One concept, many names: A single biological process (e.g., Histidine biosynthesis) may be referred to as Histidine formation, Histidine synthesis, or Histidine anabolism.

To solve this, researchers use a Standardized Ontology. An ontology is a framework for organizing information that includes a vocabulary of terms, a definition for each, and logical relationships between them.

The Gene Ontology Structure

Founded by Ashburner et al. (2000), the Gene Ontology (GO) project provides a unified view of life by documenting processes, structures, and functions that recur across diverse organisms. GO is divided into three components:

Molecular Function: What the protein does at the molecular level (e.g., "kinase activity", "catalytic activity"). This category contains approximately $10,000$ terms.
Biological Process: The broader series of events the protein contributes to (e.g., "translation", "transcription"). This category contains approximately $20,000$ terms.
Cellular Component: Where the protein acts within the cell (e.g., "nucleus", "mitochondrion", "ribosome"). This category contains approximately $3,000$ terms.

GO Terms and Graph Organization

A specific GO term (e.g., Translation) includes:

Identifier: e.g., $GO:0006412$
Division: Biological Process
Synonyms: Protein anabolism, protein biosynthesis, protein synthesis
Definition: The cellular metabolic process in which a protein is formed…

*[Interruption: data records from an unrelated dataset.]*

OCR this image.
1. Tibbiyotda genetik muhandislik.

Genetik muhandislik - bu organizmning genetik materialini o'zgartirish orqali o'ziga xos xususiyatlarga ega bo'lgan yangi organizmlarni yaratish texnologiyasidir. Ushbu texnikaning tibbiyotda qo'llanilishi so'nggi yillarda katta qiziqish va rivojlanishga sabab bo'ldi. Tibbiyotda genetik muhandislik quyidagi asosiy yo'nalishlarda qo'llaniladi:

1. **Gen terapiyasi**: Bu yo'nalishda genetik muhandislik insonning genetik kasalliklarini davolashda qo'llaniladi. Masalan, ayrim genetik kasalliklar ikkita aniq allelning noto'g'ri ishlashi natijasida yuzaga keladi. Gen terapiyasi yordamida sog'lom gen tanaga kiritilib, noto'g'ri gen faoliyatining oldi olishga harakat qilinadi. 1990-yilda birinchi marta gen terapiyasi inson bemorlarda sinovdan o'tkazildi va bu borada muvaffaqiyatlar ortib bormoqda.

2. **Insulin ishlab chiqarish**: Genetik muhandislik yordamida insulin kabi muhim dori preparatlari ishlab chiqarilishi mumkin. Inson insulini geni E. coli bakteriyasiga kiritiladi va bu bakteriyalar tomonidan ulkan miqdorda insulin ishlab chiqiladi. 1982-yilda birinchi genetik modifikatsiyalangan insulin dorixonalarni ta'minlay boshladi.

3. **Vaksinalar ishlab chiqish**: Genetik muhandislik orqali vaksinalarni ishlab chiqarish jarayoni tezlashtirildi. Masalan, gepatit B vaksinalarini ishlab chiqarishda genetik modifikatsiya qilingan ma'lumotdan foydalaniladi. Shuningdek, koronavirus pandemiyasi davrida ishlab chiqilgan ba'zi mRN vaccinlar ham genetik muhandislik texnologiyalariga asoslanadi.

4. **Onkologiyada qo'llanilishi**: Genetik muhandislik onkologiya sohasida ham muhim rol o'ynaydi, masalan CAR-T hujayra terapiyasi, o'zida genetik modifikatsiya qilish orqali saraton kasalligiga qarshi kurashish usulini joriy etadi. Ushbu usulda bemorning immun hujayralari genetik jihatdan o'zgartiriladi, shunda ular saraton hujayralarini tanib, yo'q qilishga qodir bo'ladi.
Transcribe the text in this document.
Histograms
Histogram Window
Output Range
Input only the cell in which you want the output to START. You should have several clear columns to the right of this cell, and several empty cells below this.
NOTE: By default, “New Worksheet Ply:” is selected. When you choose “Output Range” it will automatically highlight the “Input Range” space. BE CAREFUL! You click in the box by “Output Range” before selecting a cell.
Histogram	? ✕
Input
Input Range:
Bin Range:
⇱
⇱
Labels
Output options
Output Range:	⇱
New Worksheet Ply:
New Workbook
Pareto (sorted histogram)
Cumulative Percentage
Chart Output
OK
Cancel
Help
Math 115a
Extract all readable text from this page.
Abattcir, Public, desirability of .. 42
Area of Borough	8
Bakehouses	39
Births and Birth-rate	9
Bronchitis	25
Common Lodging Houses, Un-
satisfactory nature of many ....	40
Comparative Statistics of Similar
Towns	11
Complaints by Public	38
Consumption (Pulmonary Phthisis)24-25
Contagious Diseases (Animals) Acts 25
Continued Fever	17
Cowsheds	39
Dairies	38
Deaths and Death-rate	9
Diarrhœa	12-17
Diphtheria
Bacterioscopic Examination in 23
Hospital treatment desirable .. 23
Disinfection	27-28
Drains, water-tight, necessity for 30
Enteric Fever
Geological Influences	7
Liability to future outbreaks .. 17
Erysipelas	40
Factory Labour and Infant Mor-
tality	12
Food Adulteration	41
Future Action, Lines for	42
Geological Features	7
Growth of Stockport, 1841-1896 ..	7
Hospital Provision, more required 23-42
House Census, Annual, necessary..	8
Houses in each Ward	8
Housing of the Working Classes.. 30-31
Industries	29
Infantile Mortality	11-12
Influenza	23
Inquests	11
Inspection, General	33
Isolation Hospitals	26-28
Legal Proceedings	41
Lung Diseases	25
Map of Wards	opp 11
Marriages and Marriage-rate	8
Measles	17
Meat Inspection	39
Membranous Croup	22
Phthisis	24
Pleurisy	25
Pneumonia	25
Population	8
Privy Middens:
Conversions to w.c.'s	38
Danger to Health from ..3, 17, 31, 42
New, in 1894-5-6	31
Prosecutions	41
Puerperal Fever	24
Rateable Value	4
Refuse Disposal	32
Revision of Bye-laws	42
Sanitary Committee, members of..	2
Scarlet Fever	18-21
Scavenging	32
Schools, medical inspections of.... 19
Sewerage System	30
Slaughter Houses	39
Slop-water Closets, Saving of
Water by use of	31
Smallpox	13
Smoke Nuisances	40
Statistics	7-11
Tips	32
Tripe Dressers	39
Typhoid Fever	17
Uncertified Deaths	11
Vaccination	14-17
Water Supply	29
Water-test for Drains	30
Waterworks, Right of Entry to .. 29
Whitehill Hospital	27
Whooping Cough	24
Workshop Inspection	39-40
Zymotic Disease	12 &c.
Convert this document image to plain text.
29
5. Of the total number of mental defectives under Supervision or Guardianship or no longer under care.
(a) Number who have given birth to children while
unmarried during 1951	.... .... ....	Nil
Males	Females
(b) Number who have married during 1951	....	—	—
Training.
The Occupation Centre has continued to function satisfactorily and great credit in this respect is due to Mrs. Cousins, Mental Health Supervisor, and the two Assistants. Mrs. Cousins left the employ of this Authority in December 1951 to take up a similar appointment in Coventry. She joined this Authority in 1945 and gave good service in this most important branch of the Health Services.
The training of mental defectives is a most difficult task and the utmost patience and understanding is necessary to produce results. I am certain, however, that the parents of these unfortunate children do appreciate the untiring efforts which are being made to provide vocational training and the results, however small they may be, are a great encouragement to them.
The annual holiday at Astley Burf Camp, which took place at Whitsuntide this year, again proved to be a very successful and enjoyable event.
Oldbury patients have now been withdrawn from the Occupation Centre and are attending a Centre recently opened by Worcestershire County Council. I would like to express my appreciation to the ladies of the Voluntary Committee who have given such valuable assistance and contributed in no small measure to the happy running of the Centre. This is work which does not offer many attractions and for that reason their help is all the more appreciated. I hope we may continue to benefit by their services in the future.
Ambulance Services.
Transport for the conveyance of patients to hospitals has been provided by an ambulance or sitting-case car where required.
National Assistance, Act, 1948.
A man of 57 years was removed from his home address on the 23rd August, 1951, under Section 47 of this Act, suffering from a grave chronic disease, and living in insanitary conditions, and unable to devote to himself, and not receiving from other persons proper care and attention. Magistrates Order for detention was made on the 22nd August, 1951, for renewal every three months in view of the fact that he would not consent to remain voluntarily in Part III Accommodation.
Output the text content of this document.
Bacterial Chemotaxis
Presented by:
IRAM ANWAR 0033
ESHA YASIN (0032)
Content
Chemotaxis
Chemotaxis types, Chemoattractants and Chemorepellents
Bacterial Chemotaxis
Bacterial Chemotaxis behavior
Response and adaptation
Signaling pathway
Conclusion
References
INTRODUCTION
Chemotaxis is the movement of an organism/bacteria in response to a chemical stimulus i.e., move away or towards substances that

GO is organized as a Directed Acyclic Graph:

Nodes: Represent terms.
Edges: Represent relationships, primarily "is a" or "part of."
Hierarchy:
- A parent term may have multiple children (e.g., Organelle is a parent to Mitochondrion).
- A child term may have multiple parents (e.g., Mitochondrion is an organelle AND is part of the cytoplasm).
- "Is a" Relation: Indicates a subtype relationship (e.g., Mitotic cell cycle is a cell cycle). In ontology, GO terms represent a class of entities rather than specific instances (e.g., "Cat" is a class, while "Garfield" is an instance). If every cat is a mammal, then every instance of a cat is also an instance of a mammal.
Increasing Specificity: Terms become more specific as you move down the hierarchy: Metabolic Process $\rightarrow$ Protein Metabolic Process $\rightarrow$ Translation.

Functional Enrichment Analysis

Proteins are annotated with multiple GO terms to describe their complexity. For example, $\beta$ -catenin is annotated with terms such as "Wnt receptor signaling," "Cell-cell adhesion," "Chromatin binding," "Cadherin binding," "Apical junction," and "Transcription factor complex."

In proteomics, researchers perform Enrichment Analysis to see if specific GO terms are over-represented in their data. This involves calculating:

P-values: Indicating the statistical significance of the enrichment (e.g., values < 10^{-9}, $10^{-7}$ to $10^{-9}$ , etc.).
FDR q-values: Corrected significance values to account for multiple testing.
Enrichment Score: Calculated based on the number of genes in the list ( $b$ ) relative to the total number of genes in the background ( $B$ ) and the total number of genes in the sample ( $n$ ) versus the population ( $N$ ). Example: $(N, B, n, b) = (9089, 690, 585, 107)$ .

Tools like GOrilla are used to visualize these enriched processes, revealing clusters of related terms such as "cell cycle process," "mitotic cell cycle," "chromosome segregation," and "DNA repair."